Há muito não lhe escrevo, não lhe vejo. Há muito não sinto em meus braços o seu corpo quente, seu perfume não inunda meus sentidos. Minha alma sente fala da sua aqui perto de mim. O que eu devo dizer à Sofia?  Ela não para de perguntar de você. Suplica sempre pela mesma história. A nossa história. Maria, ainda não sei o que fazer sem você. O que dizer aos outros. Não sei se consigo manter esta farsa por muito tempo. Eu não sou forte, eu nunca fui. Eu nem ao menos consigo lhe escrever sem me debulhar, mais uma vez, em lágrimas por ti.
Volte para mim, se não por mim, volte pela Sofia. Não conseguimos viver longe de você Maria.
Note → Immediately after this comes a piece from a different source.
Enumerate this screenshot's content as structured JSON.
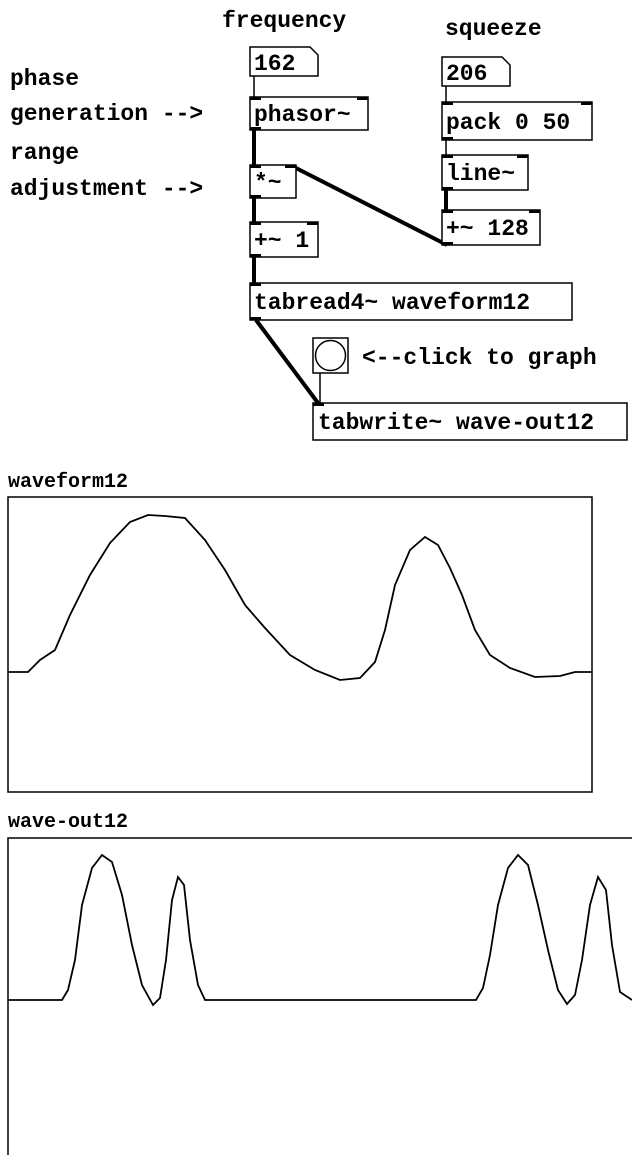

E eu não quero ter que dizer à ela que a mamãe foi morar no céu.

Do seu amigo.
Amante.
Amado.
Desesperado.

José.

5 Ouvintes:

Thaís. disse...

Tão singelo. E tão bonito, moça. Vi os sentimentos transbordarem de cada letra.
Gostei daqui. Voltarei mais vezes!

Kênnia Méleus disse...

Que triste, e que lindo. Tão emocionante, Rafaella...

Porkão disse...

O Mais curiosso como no final as letras iniciais de cada linham forman a palavra "DAAD" no mais rudimentar "DEAD" foneticamente e subliminarmente entendendo...

deia.s disse...

Que perfeito. (apenas isso)

gabs disse...

Tocante.
Texto de arrepiar, adorei, perfeito.